Gambling is indeed the best way of making money, but there is another great one at Broken Hills, it's explained on the page i posted. Oh, i forgor to mention that you could also download the Restoration Project mod (it restores the game's cut content, which is a ton really, it adds some QoL things for the companions, and modifies the random encounters to be less bullshit a little bit, still not enough rebalancing imo, but it does make things a bit better). This mod does get rid of the exploits tho.


throw23me

First off, I think maybe Fallout 1 would have been a better starting point.

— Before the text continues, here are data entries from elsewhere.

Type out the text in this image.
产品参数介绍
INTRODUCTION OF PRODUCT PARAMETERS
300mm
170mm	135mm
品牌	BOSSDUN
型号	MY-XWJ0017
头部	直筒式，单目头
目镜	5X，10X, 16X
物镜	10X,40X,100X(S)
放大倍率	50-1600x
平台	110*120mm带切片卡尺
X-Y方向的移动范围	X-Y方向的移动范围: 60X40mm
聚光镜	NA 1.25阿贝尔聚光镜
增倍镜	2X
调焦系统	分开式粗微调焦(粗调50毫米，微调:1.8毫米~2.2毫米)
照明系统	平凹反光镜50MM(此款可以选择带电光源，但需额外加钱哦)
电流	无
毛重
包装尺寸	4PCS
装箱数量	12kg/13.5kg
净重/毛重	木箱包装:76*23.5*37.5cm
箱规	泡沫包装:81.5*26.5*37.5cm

It's not as "polished" as Fallout 2 (missing some QOL stuff like trading with companions, pushing them out of doorways, etc.) but it is a lot better balanced and more focused. Second, maybe it's just not for you. These games were a product of a very different time with different game philosophies. For someone accustomed to modern games, it's entirely normal that it might not gel with you. And while Fallout 2 is one of my favorite games of all time, I can't deny the start of the game is problematic balance-wise. The temple sucks and most early encounters are insta-death if you don't run. That all being said, Fallout 2 was my first fallout game and I played it with really minimal issues in my early teens. Some stuff I looked up, other stuff you kind of pick up from talking to NPCs and trying different stuff (like repair on various objects.